2012-05-08 Thread Lex Trotman
Hi All,

I did a step back and got some numbers (what! hard evidence in the
discussion? :)

Using ctags, including locals in the tags generated from Geany source,
slightly more than doubled the number of tags, and for some C++ I have
around nearly four times the number.

For Geany bsearching a sorted array, four times the size is only two
more iterations, doesn't matter :)

But as Colomban pointed out, with real-time tag generation on, *most*
lookups will be from the parser, not Geany.  This is needed to see if
the name it found is a type so it can tell the statement is a
declaration. (c.c does not do this at the moment since it only looks
at top level statements and all top level statements are declarations
in {} languages).

That workload *will* be proportional to the file size.  And the number
of insertions will also be proportional to the file size.  This is a
big change from the current situation where parsing occurs rarely.

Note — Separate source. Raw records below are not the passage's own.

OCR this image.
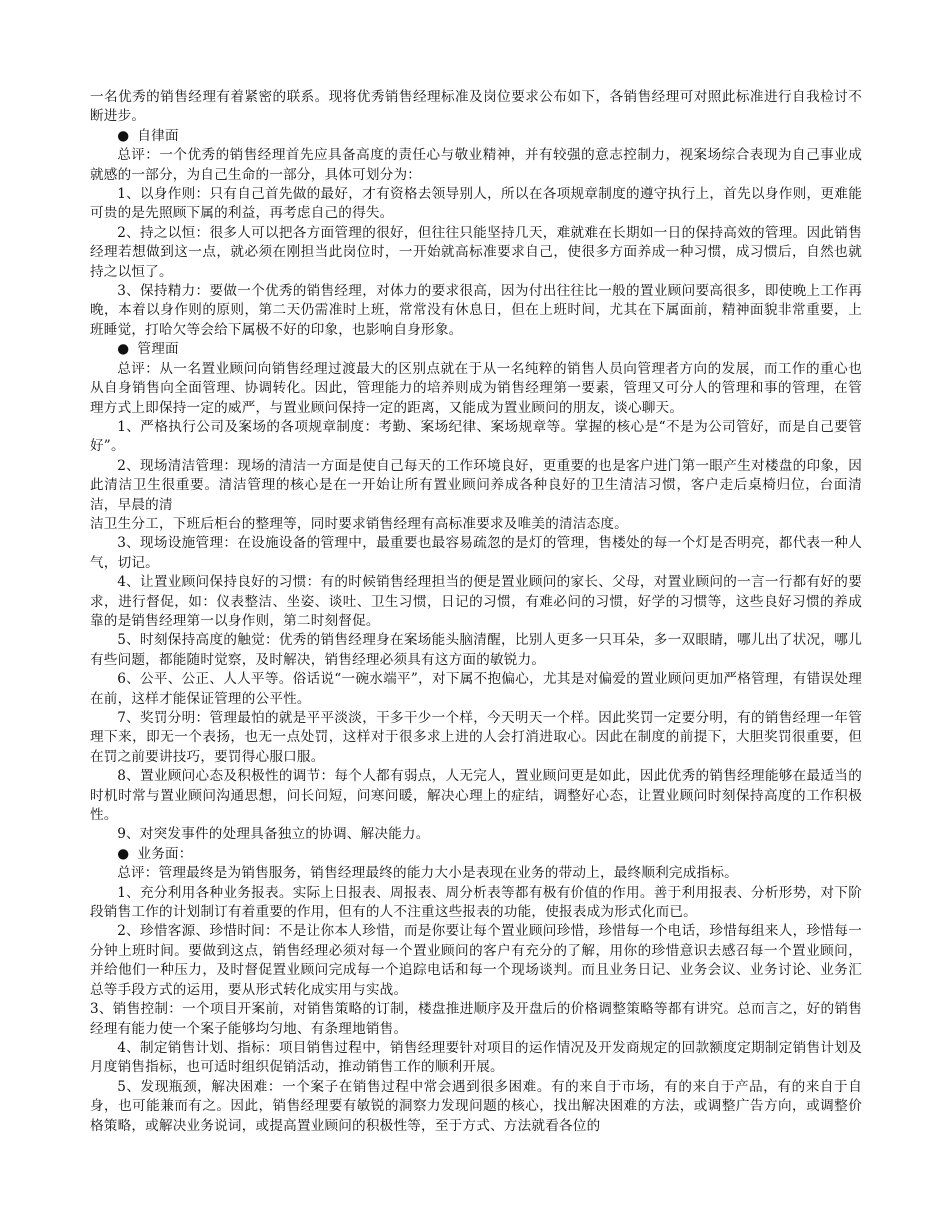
一名优秀的销售经理有着紧密的联系。现将优秀销售经理标准及岗位要求公布如下，各销售经理可对照此标准进行自我检讨不断进步。

● 自律面

总评：一个优秀的销售经理首先应具备高度的责任心与敬业精神，并有较强的意志控制力，视案场综合表现为自己事业成就感的一部分，为自己生命的一部分，具体可划分为：

1、以身作则：只有自己首先做的最好，才有资格去领导别人，所以在各项规章制度的遵守执行上，首先以身作则，更难能可贵的是先照顾下属的利益，再考虑自己的得失。

2、持之以恒：很多人可以把各方面管理的很好，但往往只能坚持几天，难就难在长期如一日的保持高效的管理。因此销售经理若想做到这一点，就必须在刚担当此岗位时，一开始就高标准要求自己，使很多方面养成一种习惯，成习惯后，自然也就持之以恒了。

3、保持精力：要做一个优秀的销售经理，对体力的要求很高，因为付出往往比一般的置业顾问要高很多，即使晚上工作再晚，本着以身作则的原则，第二天仍需准时上班，常常没有休息日，但在上班时间，尤其在下属面前，精神面貌非常重要，上班睡觉，打哈欠等会给下属极不好的印象，也影响自身形象。

● 管理面

总评：从一名置业顾问向销售经理过渡最大的区别点就在于从一名纯粹的销售人员向管理者方向的发展，而工作的重心也从自身销售向全面管理、协调转化。因此，管理能力的培养则成为销售经理第一要素，管理又可分人的管理和事的管理，在管理方式上即保持一定的威严，与置业顾问保持一定的距离，又能成为置业顾问的朋友，谈心聊天。

1、严格执行公司及案场的各项规章制度：考勤、案场纪律、案场规章等。掌握的核心是“不是为公司管好，而是自己要管好”。

2、现场清洁管理：现场的清洁一方面是使自己每天的工作环境良好，更重要的也是客户进门第一眼产生对楼盘的印象，因此清洁卫生很重要。清洁管理的核心是在一开始让所有置业顾问养成各种良好的卫生清洁习惯，客户走后桌椅归位，台面清洁，早晨的清

洁卫生分工，下班后柜台的整理等，同时要求销售经理有高标准要求及唯美的清洁态度。

3、现场设施管理：在设施设备的管理中，最重要也最容易疏忽的是灯的管理，售楼处的每一个灯是否明亮，都代表一种人气，切记。

4、让置业顾问保持良好的习惯：有的时候销售经理担当的便是置业顾问的家长、父母，对置业顾问的一言一行都有好的要求，进行督促，如：仪表整洁、坐姿、谈吐、卫生习惯，日记的习惯，有难必问的习惯，好学的习惯等，这些良好习惯的养成靠的是销售经理第一以身作则，第二时刻督促。

5、时刻保持高度的触觉：优秀的销售经理身在案场能头脑清醒，比别人更多一只耳朵，多一双眼睛，哪儿出了状况，哪儿有些问题，都能随时觉察，及时解决，销售经理必须具有这方面的敏锐力。

6、公平、公正、人人平等。俗话说“一碗水端平”，对下属不抱偏心，尤其是对偏爱的置业顾问更加严格管理，有错误处理在前，这样才能保证管理的公平性。

7、奖罚分明：管理最怕的就是平平淡淡，干多干少一个样，今天明天一个样。因此奖罚一定要分明，有的销售经理一年管理下来，即无一个表扬，也无一点处罚，这样对于很多求上进的人会打消进取心。因此在制度的前提下，大胆奖罚很重要，但在罚之前要讲技巧，要罚得心服口服。

8、置业顾问心态及积极性的调节：每个人都有弱点，人无完人，置业顾问更是如此，因此优秀的销售经理能够在最适当的时机时常与置业顾问沟通思想，问长问短，问寒问暖，解决心理上的症结，调整好心态，让置业顾问时刻保持高度的工作积极性。

9、对突发事件的处理具备独立的协调、解决能力。

● 业务面：

总评：管理最终是为销售服务，销售经理最终的能力大小是表现在业务的带动上，最终顺利完成指标。

1、充分利用各种业务报表。实际上日报表、周报表、周分析表等都有极有价值的作用。善于利用报表、分析形势，对下阶段销售工作的计划制订有着重要的作用，但有的人不注重这些报表的功能，使报表成为形式化而已。

2、珍惜客源、珍惜时间：不是让你本人珍惜，而是你要让每个置业顾问珍惜，珍惜每一个电话，珍惜每组来人，珍惜每一分钟上班时间。要做到这点，销售经理必须对每一个置业顾问的客户有充分的了解，用你的珍惜意识去感召每一个置业顾问，并给他们一种压力，及时督促置业顾问完成每一个追踪电话和每一个现场谈判。而且业务日记、业务会议、业务讨论、业务汇总等手段方式的运用，要从形式转化成实用与实战。

3、销售控制：一个项目开案前，对销售策略的订制，楼盘推进顺序及开盘后的价格调整策略等都有讲究。总而言之，好的销售经理有能力使一个案子能够均匀地、有条理地销售。

4、制定销售计划、指标：项目销售过程中，销售经理要针对项目的运作情况及开发商规定的回款额度定期制定销售计划及月度销售指标，也可适时组织促销活动，推动销售工作的顺利开展。

5、发现瓶颈，解决困难：一个案子在销售过程中常会遇到很多困难。有的来自于市场，有的来自于产品，有的来自于自身，也可能兼而有之。因此，销售经理要有敏锐的洞察力发现问题的核心，找出解决困难的方法，或调整广告方向，或调整价格策略，或解决业务说词，或提高置业顾问的积极性等，至于方式、方法就看各位的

For a simple array structure then, whilst parsing, either the search
is linear, or the array is re-sorted on each insert, neither is an
attractive prospect for larger files with 4* the number of tags.

Also on examining the tags file ctags produced I found that local
variable entries did not actually get parsed, ie there was no way to
go from a local variable to its type.  All that happened was an
occurrence of the name was recorded.  Also no information about
lexical scope is recorded.  So even updating to ctags c.c wouldn't
give the information on local variables we need to handle the example
I posted earlier.

So although improving tagmanager/Colomban manager is still worthwhile,
significantly more work is needed on the parsers as well.

And in terms of handling local variables properly and allowing
contextual completion ctags looks like a dead end.